La ricostruzione è conforme all’interpretazione fornita dalla Corte di giustizia, secondo cui, nel rapporto di mandato senza rappresentanza, ai fini Iva il mandatario - che agisce in nome proprio, ma per conto del mandante - è come se ricevesse o fornisse i servizi in nome proprio; di conseguenza, nel mandato alla vendita si trasferisce un servizio avente identica natura di quello che, per finzione giuridica, è stato acquisito dal mandatario (Corte giust. 14 luglio 2011, causa C- 464/10; ne fa specifica applicazione, in particolare, Cass. 25285/13).

3.- Ne discende, come statuito dalle stesse sezioni unite, che non è legittima alcuna differenza tra importo fatturato dal mandatario al terzo e dal mandante al mandatario, e quindi, nella specie, dalla singola impresa al consorzio e quello fatturato dal consorzio al terzo, salva la rilevanza fiscale della provvigione, se pattuita e formalizzata.
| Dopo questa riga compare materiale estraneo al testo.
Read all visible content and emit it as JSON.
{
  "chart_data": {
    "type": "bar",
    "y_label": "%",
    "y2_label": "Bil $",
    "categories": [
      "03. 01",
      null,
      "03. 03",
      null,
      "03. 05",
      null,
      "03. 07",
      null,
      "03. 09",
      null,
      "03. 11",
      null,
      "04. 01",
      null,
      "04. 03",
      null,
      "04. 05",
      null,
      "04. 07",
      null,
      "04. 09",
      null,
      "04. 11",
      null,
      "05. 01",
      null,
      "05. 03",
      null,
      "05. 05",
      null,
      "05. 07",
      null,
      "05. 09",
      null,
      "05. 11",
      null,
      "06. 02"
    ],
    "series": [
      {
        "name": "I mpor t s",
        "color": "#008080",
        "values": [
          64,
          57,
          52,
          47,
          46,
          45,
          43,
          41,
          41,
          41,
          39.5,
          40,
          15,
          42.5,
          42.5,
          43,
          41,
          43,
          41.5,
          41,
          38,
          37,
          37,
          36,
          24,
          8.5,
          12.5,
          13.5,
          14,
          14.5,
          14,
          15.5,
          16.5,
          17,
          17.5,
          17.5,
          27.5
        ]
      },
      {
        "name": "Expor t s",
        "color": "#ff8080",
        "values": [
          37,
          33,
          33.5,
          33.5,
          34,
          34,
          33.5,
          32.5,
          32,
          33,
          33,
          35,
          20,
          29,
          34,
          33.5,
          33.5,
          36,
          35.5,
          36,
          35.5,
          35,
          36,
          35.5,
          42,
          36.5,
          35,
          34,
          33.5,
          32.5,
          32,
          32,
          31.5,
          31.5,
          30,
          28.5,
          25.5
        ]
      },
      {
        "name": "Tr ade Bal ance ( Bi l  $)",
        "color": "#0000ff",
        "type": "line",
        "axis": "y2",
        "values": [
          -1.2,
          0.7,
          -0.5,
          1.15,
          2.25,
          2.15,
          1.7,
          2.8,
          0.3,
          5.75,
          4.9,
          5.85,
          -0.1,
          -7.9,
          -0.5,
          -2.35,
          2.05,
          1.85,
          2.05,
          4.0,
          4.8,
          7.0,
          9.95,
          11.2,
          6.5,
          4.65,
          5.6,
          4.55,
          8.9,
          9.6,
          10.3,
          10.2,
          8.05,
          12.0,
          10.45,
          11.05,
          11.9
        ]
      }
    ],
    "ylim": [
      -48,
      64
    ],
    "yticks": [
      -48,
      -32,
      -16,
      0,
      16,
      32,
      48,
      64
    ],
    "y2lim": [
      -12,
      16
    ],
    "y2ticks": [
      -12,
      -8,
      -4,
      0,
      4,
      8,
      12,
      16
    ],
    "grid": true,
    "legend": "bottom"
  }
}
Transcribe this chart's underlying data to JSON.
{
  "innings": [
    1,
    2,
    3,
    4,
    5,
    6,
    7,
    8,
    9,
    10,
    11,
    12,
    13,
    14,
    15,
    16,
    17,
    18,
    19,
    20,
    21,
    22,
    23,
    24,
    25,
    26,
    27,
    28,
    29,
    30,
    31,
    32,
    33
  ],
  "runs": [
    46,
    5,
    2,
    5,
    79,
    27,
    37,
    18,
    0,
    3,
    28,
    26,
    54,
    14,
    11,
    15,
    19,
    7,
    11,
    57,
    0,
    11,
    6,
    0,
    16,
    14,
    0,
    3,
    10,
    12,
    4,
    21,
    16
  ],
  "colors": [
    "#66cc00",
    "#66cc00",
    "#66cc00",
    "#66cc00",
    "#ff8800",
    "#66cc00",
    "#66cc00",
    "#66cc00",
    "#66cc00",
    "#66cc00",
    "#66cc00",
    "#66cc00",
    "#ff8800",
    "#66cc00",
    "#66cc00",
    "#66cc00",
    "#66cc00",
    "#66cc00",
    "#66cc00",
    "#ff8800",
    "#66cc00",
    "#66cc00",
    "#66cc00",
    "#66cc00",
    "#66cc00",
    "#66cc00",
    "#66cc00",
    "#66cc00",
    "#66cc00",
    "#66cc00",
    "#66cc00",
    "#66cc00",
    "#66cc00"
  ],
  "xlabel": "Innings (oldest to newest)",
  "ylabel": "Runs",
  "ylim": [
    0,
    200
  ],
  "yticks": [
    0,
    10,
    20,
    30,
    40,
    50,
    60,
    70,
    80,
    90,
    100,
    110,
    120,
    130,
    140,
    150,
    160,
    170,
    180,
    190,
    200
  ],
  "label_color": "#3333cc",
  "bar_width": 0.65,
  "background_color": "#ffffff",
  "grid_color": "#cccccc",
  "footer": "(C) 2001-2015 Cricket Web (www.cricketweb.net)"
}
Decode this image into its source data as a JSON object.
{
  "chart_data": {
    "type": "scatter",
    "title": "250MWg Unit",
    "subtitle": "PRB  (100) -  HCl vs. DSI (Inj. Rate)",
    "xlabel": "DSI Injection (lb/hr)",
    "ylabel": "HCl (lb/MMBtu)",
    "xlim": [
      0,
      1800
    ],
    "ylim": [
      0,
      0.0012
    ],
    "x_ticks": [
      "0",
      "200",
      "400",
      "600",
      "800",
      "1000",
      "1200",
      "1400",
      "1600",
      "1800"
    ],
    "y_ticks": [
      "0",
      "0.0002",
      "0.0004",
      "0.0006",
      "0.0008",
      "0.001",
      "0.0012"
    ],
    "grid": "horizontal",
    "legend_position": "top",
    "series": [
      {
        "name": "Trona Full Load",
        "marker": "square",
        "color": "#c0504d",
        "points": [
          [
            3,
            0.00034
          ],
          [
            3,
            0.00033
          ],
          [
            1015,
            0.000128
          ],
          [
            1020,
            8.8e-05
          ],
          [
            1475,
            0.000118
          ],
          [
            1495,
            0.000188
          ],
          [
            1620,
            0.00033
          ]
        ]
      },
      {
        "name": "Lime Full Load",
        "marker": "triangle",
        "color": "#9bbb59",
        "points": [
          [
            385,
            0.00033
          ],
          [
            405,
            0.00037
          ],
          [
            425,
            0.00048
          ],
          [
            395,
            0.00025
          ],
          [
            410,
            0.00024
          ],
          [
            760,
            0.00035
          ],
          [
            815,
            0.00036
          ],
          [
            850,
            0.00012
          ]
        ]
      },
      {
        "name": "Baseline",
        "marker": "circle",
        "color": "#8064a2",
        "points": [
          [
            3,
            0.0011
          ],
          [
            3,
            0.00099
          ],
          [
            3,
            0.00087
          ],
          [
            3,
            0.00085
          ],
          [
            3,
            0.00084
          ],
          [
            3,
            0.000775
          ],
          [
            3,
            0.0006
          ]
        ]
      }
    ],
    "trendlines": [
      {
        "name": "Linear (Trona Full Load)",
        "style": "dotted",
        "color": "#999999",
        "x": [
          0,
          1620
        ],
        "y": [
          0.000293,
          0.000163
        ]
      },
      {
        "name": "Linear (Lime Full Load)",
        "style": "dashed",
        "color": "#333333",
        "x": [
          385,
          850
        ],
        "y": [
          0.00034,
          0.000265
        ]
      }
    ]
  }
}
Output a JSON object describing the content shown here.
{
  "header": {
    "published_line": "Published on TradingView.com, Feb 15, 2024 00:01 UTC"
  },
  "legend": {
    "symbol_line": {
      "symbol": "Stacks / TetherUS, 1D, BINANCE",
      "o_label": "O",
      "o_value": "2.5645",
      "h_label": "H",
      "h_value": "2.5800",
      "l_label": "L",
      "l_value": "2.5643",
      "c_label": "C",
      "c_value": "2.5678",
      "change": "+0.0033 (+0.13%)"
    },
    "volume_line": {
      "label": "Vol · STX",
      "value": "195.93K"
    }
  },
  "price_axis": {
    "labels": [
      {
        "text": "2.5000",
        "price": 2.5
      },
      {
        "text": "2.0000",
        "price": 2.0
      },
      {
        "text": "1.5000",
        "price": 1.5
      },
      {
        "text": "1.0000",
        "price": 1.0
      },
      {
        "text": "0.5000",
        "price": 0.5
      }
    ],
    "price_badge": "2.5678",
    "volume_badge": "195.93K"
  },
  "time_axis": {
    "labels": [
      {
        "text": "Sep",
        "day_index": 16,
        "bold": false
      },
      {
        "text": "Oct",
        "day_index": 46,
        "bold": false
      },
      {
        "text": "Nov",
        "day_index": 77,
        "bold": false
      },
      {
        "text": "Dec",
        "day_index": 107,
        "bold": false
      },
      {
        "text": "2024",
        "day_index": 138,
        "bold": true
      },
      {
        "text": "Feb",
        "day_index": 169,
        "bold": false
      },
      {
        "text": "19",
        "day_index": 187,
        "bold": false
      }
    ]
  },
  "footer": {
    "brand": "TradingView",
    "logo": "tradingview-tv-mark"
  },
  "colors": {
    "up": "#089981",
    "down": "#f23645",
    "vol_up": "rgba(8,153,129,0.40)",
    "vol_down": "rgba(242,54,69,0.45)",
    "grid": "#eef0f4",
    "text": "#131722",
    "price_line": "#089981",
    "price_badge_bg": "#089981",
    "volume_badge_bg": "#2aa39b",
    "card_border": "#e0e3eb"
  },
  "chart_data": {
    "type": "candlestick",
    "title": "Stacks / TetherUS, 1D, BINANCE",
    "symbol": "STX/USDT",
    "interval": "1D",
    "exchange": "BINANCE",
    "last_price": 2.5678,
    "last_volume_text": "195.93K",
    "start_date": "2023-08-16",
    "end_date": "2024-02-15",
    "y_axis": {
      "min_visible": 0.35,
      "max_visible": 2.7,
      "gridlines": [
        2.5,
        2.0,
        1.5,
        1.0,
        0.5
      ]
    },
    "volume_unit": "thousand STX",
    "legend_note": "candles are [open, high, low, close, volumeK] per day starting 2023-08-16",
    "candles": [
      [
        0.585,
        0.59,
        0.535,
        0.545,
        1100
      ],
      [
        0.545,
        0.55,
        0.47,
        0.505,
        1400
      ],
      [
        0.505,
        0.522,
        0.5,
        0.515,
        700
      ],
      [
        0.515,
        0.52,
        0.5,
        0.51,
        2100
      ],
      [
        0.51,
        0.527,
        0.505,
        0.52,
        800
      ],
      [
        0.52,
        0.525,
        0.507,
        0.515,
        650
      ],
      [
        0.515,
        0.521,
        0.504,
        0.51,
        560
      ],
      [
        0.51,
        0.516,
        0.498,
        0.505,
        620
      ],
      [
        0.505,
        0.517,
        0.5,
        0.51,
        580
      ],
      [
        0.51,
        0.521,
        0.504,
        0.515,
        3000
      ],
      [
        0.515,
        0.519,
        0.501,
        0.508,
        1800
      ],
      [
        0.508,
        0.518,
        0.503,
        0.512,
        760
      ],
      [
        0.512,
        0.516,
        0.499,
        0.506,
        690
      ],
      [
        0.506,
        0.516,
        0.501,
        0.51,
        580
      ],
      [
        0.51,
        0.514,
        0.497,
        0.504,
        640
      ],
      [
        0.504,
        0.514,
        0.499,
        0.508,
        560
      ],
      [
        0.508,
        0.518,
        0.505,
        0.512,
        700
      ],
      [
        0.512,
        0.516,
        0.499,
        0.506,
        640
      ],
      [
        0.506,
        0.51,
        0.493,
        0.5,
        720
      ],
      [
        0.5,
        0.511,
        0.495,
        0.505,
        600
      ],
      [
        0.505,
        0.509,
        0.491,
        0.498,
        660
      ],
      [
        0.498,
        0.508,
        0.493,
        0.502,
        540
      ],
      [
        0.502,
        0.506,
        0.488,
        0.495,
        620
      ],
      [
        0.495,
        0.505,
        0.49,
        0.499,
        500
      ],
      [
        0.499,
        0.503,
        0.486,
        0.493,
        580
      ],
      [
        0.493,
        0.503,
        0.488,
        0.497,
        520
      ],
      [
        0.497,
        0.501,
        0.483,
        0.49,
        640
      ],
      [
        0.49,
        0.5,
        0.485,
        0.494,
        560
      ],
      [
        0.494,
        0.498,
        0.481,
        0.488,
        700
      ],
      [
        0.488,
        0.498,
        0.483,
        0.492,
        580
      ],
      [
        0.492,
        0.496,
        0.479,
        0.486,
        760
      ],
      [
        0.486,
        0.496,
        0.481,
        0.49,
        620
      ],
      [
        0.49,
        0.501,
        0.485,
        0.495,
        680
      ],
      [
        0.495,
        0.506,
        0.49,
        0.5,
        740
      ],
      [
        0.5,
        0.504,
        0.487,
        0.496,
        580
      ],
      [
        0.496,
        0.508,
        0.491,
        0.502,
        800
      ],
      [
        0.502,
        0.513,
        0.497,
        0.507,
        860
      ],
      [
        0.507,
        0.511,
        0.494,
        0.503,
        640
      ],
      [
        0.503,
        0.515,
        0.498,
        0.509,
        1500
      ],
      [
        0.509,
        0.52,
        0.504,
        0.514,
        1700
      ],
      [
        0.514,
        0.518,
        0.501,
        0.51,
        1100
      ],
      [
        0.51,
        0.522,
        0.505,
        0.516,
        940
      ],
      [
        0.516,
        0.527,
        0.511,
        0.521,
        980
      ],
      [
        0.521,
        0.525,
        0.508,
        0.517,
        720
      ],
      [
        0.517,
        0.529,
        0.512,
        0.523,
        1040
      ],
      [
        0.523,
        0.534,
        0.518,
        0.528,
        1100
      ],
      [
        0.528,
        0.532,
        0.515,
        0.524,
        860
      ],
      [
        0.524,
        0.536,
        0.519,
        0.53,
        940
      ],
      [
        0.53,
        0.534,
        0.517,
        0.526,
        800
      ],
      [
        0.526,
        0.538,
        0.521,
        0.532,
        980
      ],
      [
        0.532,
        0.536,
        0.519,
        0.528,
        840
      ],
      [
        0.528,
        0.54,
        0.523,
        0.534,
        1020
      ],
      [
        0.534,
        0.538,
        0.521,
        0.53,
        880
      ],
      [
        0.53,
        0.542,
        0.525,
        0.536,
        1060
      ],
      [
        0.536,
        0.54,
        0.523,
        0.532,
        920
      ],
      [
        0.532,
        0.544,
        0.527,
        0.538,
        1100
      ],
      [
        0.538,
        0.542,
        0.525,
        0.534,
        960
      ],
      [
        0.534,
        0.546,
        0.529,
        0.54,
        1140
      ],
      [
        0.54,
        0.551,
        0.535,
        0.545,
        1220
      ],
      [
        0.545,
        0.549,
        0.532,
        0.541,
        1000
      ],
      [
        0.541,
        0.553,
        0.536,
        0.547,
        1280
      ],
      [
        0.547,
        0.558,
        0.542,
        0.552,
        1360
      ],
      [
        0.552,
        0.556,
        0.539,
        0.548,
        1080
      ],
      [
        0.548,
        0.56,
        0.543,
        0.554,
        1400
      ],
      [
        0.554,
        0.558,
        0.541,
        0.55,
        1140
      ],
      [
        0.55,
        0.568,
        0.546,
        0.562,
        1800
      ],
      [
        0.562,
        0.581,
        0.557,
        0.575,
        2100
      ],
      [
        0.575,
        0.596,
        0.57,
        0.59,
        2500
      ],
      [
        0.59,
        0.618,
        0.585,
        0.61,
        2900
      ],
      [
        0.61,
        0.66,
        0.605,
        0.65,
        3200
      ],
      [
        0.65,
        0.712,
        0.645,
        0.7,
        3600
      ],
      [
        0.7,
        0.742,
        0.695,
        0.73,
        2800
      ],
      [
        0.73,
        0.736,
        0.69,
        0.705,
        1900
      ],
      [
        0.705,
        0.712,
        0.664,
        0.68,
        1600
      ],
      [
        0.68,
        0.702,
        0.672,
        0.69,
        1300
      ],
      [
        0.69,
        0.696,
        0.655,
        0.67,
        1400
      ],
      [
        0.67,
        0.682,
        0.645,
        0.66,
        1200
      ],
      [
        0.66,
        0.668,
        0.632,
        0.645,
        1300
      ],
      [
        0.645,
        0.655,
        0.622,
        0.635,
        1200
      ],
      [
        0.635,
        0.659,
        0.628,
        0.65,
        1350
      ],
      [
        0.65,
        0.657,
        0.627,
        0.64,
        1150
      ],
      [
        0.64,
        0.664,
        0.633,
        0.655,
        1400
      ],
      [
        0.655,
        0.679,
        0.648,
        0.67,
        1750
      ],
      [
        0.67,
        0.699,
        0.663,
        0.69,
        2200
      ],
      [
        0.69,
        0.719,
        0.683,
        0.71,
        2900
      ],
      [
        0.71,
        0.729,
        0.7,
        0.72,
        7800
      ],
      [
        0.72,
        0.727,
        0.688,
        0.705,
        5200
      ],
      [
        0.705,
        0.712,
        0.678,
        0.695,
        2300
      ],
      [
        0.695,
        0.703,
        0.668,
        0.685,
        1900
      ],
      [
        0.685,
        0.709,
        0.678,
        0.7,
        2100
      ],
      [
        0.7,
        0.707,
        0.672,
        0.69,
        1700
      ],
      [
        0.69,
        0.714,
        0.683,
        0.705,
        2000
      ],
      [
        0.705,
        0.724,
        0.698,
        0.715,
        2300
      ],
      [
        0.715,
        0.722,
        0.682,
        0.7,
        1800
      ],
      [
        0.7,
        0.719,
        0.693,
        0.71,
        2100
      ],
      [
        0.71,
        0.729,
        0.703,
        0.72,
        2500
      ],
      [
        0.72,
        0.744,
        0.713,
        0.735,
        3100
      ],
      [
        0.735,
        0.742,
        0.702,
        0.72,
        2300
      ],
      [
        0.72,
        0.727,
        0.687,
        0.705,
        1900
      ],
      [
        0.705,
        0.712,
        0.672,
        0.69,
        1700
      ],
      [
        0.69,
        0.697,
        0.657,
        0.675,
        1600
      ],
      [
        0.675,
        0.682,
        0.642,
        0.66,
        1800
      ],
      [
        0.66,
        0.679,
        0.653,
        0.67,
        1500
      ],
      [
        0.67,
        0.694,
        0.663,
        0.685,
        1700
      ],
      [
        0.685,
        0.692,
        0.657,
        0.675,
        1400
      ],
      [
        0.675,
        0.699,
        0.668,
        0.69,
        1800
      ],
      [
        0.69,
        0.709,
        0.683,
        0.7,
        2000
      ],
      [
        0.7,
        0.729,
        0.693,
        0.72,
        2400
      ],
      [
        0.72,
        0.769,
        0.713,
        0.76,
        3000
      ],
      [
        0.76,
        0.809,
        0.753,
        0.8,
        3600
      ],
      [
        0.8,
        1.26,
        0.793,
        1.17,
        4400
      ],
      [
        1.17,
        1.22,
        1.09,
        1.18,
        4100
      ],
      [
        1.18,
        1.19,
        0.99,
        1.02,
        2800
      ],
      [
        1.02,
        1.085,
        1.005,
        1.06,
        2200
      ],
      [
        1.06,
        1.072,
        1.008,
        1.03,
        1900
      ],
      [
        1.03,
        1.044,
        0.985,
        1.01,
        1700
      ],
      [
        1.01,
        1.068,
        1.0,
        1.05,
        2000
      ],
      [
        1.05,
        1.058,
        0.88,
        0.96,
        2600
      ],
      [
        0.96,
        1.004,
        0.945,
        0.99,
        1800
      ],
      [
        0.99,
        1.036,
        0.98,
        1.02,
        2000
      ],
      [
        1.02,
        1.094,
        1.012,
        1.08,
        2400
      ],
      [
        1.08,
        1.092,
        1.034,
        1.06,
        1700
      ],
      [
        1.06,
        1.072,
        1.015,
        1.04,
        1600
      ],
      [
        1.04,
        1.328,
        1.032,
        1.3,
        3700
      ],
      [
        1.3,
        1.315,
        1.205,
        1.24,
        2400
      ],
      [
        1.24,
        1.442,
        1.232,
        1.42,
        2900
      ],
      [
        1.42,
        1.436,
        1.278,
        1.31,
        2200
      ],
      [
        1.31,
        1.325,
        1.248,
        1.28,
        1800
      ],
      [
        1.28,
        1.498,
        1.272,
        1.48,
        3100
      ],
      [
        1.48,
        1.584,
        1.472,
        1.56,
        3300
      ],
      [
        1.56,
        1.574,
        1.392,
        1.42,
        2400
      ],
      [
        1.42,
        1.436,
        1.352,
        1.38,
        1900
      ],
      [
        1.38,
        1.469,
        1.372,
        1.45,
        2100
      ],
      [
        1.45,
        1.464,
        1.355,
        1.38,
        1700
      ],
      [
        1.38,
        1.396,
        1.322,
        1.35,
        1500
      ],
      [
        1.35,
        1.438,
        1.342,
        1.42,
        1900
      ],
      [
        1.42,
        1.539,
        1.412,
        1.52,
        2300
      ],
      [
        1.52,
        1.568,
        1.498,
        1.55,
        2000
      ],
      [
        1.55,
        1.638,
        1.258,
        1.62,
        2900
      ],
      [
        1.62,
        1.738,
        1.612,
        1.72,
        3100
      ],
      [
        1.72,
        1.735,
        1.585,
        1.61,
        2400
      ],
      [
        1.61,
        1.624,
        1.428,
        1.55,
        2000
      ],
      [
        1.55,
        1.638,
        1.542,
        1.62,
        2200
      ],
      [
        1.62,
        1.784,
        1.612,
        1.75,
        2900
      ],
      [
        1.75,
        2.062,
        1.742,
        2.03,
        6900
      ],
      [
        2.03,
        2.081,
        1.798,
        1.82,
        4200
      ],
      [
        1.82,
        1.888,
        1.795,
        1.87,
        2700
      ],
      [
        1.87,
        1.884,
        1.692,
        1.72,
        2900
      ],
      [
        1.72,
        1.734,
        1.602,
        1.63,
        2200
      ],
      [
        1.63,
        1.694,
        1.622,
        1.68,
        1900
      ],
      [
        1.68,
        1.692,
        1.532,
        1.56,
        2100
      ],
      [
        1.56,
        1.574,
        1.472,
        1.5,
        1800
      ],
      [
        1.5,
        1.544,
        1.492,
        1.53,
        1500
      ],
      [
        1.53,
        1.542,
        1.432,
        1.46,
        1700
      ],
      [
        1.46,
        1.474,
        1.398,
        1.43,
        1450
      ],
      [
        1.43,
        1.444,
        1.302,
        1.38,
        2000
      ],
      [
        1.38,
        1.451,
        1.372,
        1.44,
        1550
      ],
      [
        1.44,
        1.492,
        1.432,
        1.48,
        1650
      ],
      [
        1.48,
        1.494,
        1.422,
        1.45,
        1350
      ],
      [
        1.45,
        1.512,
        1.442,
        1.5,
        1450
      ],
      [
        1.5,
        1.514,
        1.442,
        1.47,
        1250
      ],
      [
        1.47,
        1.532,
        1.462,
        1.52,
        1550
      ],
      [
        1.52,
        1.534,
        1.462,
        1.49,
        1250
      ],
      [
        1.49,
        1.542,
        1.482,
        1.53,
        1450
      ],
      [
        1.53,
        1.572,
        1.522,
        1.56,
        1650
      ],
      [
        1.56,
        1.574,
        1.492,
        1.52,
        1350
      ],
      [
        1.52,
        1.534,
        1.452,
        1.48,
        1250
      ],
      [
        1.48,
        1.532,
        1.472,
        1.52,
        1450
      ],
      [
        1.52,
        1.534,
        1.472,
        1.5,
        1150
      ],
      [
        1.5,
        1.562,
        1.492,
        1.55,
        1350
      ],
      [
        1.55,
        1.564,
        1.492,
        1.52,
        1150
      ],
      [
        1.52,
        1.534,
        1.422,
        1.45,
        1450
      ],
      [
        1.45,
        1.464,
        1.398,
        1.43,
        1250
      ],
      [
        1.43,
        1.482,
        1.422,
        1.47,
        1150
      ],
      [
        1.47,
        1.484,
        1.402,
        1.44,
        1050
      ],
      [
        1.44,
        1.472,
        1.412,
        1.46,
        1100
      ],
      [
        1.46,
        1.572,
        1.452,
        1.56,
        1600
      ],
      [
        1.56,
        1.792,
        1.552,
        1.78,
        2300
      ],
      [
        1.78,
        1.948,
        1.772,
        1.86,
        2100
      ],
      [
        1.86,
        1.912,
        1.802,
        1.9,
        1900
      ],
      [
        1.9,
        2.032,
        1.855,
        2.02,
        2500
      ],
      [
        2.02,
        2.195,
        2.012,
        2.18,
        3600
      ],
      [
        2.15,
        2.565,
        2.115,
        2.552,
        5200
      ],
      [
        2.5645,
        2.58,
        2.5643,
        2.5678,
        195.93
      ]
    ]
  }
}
Lo scolorare della causa mutualistica, difatti, non rende incompatibile con lo svolgimento dell’attività consortile la pattuizione di una provvigione, la sussistenza e l’entità della quale vanno provate dalla consorziata.

Erronee dunque sono le statuizioni contenute in sentenza che escludono l’addebito ai soci dei costi, nonché l’autofattura delle consorziate «...essendo sconosciuto quanto attribuibile» ad esse, in quanto violano i principi dinanzi richiamati in tema di onere della prova e di prova.

4.- Manifestamente errata altresì quindi la statuizione contenuta in sentenza, secondo cui «il mancato addebito...genera documenti ma neutralità fiscale».

Basti considerare che, da ultimo, la Corte di giustizia (Corte giust. 28 luglio 2016, causa C-332/15, Astone) ha stabilito che la violazione della "maggior parte" degli obblighi formali di dichiarazione e di registrazione delle fatture comunque è idonea a dimostrare «l ’esistenza del caso più semplice di evasione fiscale, nel quale il soggetto passivo omette deliberatamente di rispettare gli obblighi formali che gli incombono allo scopo di sottrarsi al pagamento dell’imposta» (punto 55).

4.1.- In tal caso, allora, non si prospetta violazione meramente formale, la quale deve rispondere a due concorrenti requisiti: non deve arrecare pregiudizio all’esercizio delle azioni di controllo e, al contempo, non deve incidere sulla determinazione della base imponibile, dell’imposta e sul versamento del tributo (Cass. 5897/13; 14402/14; 27211/14, 14767/15).

5.- L’accoglimento di tali motivi determina l’assorbimento dei restanti, costruiti su vizi della motivazione, riguardanti l’inadeguatezza del mezzo della compensazione e l’affermazione della facoltatività del ribaltamento dei costi (primo motivo), nonché l’inadeguatezza dello strumento della compensazione sotto altro profilo, in quanto le consorziate non erano in grado di conoscere l’esatta entità della loro partecipazione ai costi dei consorzi (terzo).

6.- Ne conseguono l’accoglimento del ricorso e la cassazione della sentenza, con rinvio alla Commissione tributaria regionale del Piemonte in diversa composizione, affinché riesamini la fattispecie alla luce dei principi esposti e regoli le spese.

 

P.Q.M.

 

Accoglie il secondo ed il quarto motivo di ricorso, assorbiti i restanti, cassa la sentenza impugnata nei sensi di cui in motivazione e rinvia, anche per le spese, alla Commissione tributaria regionale del Piemonte in diversa composizione.